Revenues rose at Irish hotel group Dalata by almost 30 per cent to €290.5 million in 2016, as the group's expanding portfolio benefited from strong demand.
In the year to December 31st, 2016 revenues at the group, which owns or operates 41 hotels with some 8,000 bedrooms across Ireland, Northern Ireland and the UK, rose by 28.8 per cent to €290.6 million, while adjusted earnings (EBITDA) increased by 35.9 per cent to €85.1 million, and adjusted diluted earnings per share rose to 26.58 cents from 24.76 cents previously.
Pre-tax profits rose by 55 per cent to €44.1 million, as the group revalued its property portfolio upwards to €66.6 million. The group’s Dublin-based hotels outperformed the market with RevPAR growth of 19.9 per cent versus city 16.1 per cent, while the group reported an occupancy rate of 82.1 per cent for 2016, up from 80.2 per cent in 2015. The group’s average room rate rose to €97.6, up from €87 in 2015.

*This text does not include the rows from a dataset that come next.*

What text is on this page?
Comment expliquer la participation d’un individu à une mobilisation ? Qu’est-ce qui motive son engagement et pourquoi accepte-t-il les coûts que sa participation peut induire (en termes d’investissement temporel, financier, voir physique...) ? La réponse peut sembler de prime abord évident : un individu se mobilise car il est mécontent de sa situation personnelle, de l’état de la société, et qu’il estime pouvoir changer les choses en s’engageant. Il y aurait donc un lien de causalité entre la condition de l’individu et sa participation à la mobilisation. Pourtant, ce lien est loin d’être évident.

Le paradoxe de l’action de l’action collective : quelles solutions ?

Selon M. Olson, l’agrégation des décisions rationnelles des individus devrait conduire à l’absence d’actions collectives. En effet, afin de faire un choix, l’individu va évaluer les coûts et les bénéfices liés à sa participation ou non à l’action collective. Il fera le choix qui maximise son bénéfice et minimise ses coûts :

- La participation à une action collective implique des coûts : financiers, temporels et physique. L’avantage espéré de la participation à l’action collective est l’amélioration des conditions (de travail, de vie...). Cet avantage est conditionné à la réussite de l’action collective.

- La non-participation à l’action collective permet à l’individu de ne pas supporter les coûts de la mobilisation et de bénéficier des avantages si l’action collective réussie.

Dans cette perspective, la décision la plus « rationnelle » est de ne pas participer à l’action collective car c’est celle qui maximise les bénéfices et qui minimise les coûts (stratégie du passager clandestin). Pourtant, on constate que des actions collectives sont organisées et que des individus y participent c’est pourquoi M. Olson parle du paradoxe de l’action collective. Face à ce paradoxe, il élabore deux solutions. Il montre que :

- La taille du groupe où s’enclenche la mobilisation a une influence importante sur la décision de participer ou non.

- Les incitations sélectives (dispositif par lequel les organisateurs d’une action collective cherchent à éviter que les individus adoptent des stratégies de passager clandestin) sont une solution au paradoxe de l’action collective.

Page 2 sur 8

The group added about seven hotels and about 1,600 rooms to the business in 2016, and has locked in a growth pipeline of 1,200 new hotel rooms which will come into operation during 2018.

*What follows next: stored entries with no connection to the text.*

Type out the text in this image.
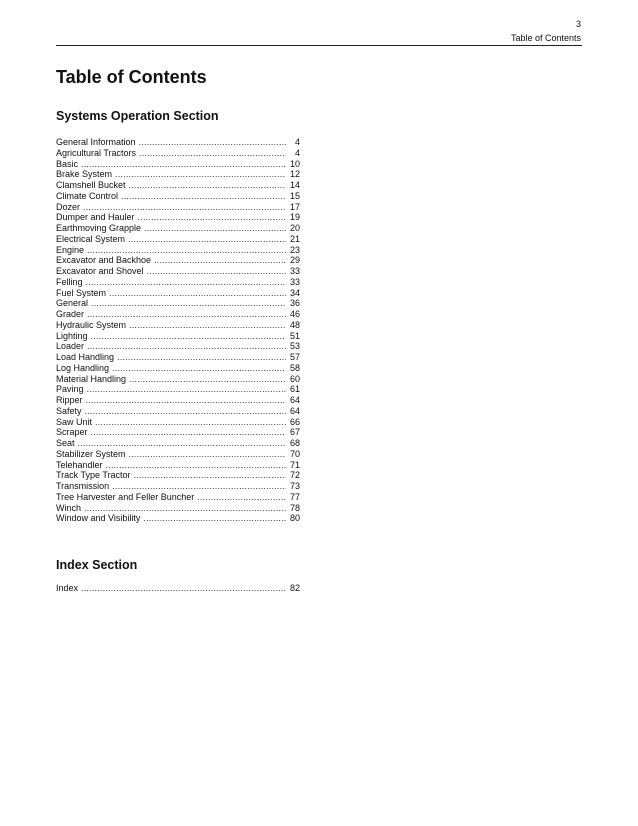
3
Table of Contents
Table of Contents
Systems Operation Section
General Information .....	4
Agricultural Tractors .....	4
Basic .....	10
Brake System .....	12
Clamshell Bucket .....	14
Climate Control .....	15
Dozer .....	17
Dumper and Hauler .....	19
Earthmoving Grapple .....	20
Electrical System .....	21
Engine .....	23
Excavator and Backhoe .....	29
Excavator and Shovel .....	33
Felling .....	33
Fuel System .....	34
General .....	36
Grader .....	46
Hydraulic System .....	48
Lighting .....	51
Loader .....	53
Load Handling .....	57
Log Handling .....	58
Material Handling .....	60
Paving .....	61
Ripper .....	64
Safety .....	64
Saw Unit .....	66
Scraper .....	67
Seat .....	68
Stabilizer System .....	70
Telehandler .....	71
Track Type Tractor .....	72
Transmission .....	73
Tree Harvester and Feller Buncher .....	77
Winch .....	78
Window and Visibility .....	80
Index Section
Index .....	82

So far in 2017, trading has been “marginally ahead” of expectations, the group said.“Prospects remain positive for all the markets we operate in,” Dalata said.
Looking to the year ahead, Pat McCann, chief executive, said: “We will continue to focus on improving returns from our current portfolio. We also intend to expand our hotel portfolio, particularly in the UK, seeking new or existing hotel opportunities which match our investment criteria.”